Le contraste ne pouvait être plus éclatant, lundi 14 mai, entre la cérémonie de déménagement de l’ambassade américaine de Tel Aviv à Jérusalem, le jour même du 70ème anniversaire de la création de l’Etat d’Israël, et la violente répression des manifestations palestiniennes qui ont provoqué la mort de plusieurs dizaines de protestataires à la frontière entre Gaza et Israël. « Une célébration et un massacre », résume une éditorialiste du New York Times. D’un côté, le triomphe de Benyamin Netanyahou et de la droite dure israélienne, qui refusent d’engager une négociation réelle avec l’Autorité palestinienne sur le partage du territoire. De l’autre, la détresse des habitants de Gaza qui réclament leur droit au retour, à la veille du jour de la Nakba (la « catastrophe »), choisi pour commémorer le déplacement forcé des Palestiniens en 1948.
Les Américains, qui ont tenté depuis des années de jouer les intermédiaires entre Israéliens et Palestiniens pour parvenir à un accord de paix, ont clairement abandonné, à l’initiative de Donald Trump, leur posture de (relative) neutralité. Le président américain, en application, il est vrai, d’une décision du Congrès adoptée en 1995 mais différée d’année en année par les hôtes successifs de la Maison Blanche, s’est rangé, par le transfert symbolique de l’ambassade américaine à Jérusalem, aux côtés du premier ministre israélien, lequel a salué avec enthousiasme un « jour historique ». Donald Trump n’a pas assisté à la cérémonie, mais il a parlé, sur son compte Twitter, d’un « grand jour pour Israël ». Il a expliqué que la reconnaissance de Jérusalem comme capitale d’Israël n’était que le reflet d’une « réalité évidente ».

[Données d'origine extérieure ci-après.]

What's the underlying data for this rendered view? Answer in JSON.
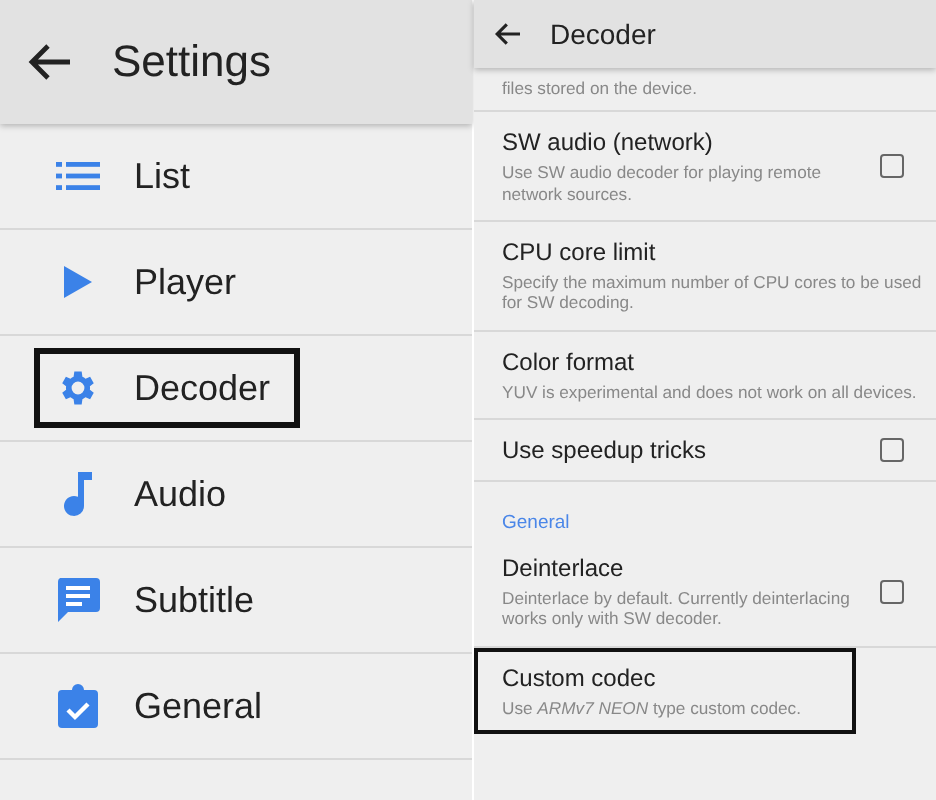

« Ceux qui provoquent les violences »
Le président américain n’a pas commenté les tueries dont les Palestiniens ont été victimes mais un porte-parole de la Maison Blanche a invoqué « le droit d’Israël à se protéger », tandis que le gendre de Donald Trump, Jared Kushner, chargé du dossier du Proche-Orient, s’est contenté de dénoncer « ceux qui provoquent les violences ». Au Conseil de sécurité des Nations unies, Washington a bloqué l’adoption d’un texte qui appelait à une enquête indépendante sur la répression des manifestations. Par ailleurs, Donald Trump a affirmé que les Etats-Unis restent « pleinement engagés » dans la recherche d’un accord de paix durable entre les deux protagonistes et que la reconnaissance de Jérusalem, même si elle heurte les Palestiniens, ne devrait pas y faire obstacle.
Pourtant la question du statut de Jérusalem est l’une des clés d’un futur accord. Même si la Maison Blanche assure que cette question demeure ouverte, les déclarations répétées de Benyamin Netanyahou sur Jérusalem capitale « indivisible et éternelle » d’Israël, principe proclamé depuis l’annexion de la partie orientale de la ville en 1967 et inscrit depuis 1980 dans la loi fondamentale, ne favorisent pas le dialogue avec les Palestiniens sur ce sujet. Donald Trump n’a pas contredit le premier ministre israélien. Au contraire, il a plutôt conforté sa position en s’abstenant de toute référence aux revendications des Palestiniens sur Jérusalem-Est, où ils entendent établir, le jour venu, leur propre capitale. En s’alignant, pour des raisons qui relèvent largement de la politique intérieure des Etats-Unis, sur les « faucons » israéliens, le président américain choisit l’épreuve de force plutôt que la négociation. Il attise les colères au risque d’une nouvelle « intifada » palestinienne, comme en 1987 et en 2000.
Le choix de la brutalité
Comme l’écrit le New York Times, le transfert des capitales occidentales à Jérusalem aurait pu et dû être l’aboutissement d’un long processus de paix au cours duquel les Etats-Unis auraient joué pleinement leur rôle de médiateur en maintenant un certain équilibre entre les deux camps et en contribuant à la recherche d’un compromis. Donald Trump a préféré appuyer de toutes ses forces, unilatéralement, son allié israélien. Comme dans le dossier iranien, il a opté pour la brutalité, sans craindre d’accroître l’instabilité régionale là où la priorité devrait être le retour de la stabilité.